What Would Happen If I Broke Up With Google?

by John T. Spencer

I'm bothered that Google has a profile on me. I've known it for years, but something about the new Terms and Services (I'd go Google it and add a link there, but I'm too lazy) seems like a creepier step closer to Big Brother.  Which I think is the problem. I already view Google as a Big Brother - a giant android there to help me, adding the training wheels to life and pushing me on my way so that I can function.

I make the assumption that my data is safe and that this profile is somehow different from the real me that taps away at a machine. But if the online me is still me, a part of me, full of interests and ideas and questions and drives - then I'm making a bold assumption about the inherent benevolence of Big Brother Google.

To illustrate the power of this codependent relationship, I'm thinking about what it would look like if I had a falling out with Google.  This has already happened in real-life with my twin brother and the lasting effects are that I'm a little more insecure relationally and I deeply miss the man who shares such a long history with me. On a relational level, the impact is subtly present. However, in terms of functioning, I'm doing okay at life without him.

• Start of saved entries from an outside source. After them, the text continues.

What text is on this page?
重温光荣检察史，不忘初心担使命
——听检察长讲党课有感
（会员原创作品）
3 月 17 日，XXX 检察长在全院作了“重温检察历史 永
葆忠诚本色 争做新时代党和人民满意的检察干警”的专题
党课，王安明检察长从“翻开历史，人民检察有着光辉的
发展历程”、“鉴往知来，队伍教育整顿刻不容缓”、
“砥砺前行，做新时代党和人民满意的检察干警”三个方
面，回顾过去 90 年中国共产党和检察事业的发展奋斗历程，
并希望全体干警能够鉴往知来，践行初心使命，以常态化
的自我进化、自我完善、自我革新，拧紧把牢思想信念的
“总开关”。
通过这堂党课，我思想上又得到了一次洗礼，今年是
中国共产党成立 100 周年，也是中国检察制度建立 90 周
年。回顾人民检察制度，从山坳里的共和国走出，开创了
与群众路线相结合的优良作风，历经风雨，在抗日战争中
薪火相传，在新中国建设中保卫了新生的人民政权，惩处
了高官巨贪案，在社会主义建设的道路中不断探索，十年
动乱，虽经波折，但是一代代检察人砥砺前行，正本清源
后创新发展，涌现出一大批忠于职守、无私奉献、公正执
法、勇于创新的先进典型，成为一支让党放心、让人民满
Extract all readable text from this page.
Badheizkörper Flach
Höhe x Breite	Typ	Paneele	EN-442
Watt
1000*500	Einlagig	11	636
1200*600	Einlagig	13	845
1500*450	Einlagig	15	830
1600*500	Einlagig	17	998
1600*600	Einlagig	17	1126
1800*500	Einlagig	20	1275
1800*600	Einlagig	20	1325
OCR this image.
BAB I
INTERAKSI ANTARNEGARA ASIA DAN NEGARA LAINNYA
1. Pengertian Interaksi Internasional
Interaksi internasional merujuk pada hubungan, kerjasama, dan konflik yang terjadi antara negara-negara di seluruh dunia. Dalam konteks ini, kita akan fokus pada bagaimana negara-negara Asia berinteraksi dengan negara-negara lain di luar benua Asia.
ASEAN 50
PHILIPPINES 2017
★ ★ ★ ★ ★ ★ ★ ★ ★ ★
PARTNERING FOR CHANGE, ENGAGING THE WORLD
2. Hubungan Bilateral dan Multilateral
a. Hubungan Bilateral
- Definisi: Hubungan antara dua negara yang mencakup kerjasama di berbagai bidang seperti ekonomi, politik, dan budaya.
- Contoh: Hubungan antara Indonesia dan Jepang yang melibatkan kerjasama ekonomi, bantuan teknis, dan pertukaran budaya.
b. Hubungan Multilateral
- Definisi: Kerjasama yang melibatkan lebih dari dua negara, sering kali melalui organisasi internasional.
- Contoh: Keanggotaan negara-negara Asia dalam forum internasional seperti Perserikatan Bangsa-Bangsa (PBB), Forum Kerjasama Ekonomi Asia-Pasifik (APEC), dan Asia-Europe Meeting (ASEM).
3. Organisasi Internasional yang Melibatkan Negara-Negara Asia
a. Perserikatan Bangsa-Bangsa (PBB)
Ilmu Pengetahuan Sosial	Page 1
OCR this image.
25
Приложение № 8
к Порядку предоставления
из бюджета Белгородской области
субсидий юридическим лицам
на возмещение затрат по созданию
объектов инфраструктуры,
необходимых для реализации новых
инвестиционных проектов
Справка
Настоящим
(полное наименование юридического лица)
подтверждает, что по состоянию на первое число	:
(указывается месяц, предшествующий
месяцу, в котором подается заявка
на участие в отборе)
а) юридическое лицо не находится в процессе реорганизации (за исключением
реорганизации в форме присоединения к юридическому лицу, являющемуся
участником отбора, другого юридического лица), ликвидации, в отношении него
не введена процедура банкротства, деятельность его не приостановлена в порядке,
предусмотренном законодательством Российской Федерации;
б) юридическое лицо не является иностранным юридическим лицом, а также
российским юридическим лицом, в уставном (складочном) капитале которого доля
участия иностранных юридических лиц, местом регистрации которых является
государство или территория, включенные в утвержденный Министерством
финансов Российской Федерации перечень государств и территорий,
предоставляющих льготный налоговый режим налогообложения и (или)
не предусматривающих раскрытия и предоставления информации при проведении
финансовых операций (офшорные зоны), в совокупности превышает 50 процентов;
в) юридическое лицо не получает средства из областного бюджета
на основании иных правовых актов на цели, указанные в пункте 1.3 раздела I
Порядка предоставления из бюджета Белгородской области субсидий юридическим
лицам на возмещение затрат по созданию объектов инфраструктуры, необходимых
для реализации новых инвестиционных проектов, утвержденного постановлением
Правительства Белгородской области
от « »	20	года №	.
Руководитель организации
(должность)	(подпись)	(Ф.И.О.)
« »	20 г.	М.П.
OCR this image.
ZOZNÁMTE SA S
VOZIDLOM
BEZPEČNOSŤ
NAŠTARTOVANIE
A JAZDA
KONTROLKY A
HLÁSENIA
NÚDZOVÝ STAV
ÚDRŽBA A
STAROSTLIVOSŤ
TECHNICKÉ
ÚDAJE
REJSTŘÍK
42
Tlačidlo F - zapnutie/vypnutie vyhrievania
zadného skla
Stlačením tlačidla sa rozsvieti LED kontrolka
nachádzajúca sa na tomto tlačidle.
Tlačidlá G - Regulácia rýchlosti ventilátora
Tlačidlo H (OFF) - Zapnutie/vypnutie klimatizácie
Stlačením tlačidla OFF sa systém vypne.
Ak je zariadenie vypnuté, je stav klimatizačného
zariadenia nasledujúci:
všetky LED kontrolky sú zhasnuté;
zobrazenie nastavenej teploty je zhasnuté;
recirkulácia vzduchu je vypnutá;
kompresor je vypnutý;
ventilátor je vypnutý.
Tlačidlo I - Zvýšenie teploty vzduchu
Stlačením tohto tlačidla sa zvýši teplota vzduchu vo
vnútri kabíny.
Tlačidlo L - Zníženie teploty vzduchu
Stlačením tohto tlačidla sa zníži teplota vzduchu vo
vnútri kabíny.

Now, consider a falling out with Big Brother Google. In one day, I would lose all my contacts. I would lose my calendar, both in terms of what I have already done and in terms of what I need to do. I would have to ask sheepishly for people's birthdays. I would lose my ability to communicate with distant friends through e-mail. I would lose my blog, the domain name that goes with it and the community that has stuck with me for several years. I would lose whole manuscripts of books I wrote and books I'm trying to write. I would lose our family's budget and critical work documents and the fragments of spiritual journals that I started and then abandoned out of boredom. I would lose important things like the PD site I am developing right now and insignificant endeavors like the sketchy videos I've added to my blog.

In other words, I would lose a chunk of life. I would lose a sense of place. I'm sure I would find the manuscripts on my backup hard drive and I would find a way to go to Wordpress and I would hope that people still find me on Twitter. Still, I would instantly break relationships through lack of organization. I would feel lost.

There's something unnerving about how much I depend upon one corporation in order to function in this world. I still have a voice, but I'm willingly filtering it through the white noise of Google, hoping that when they claim "don't be evil" as a mantra, they'll stick to it.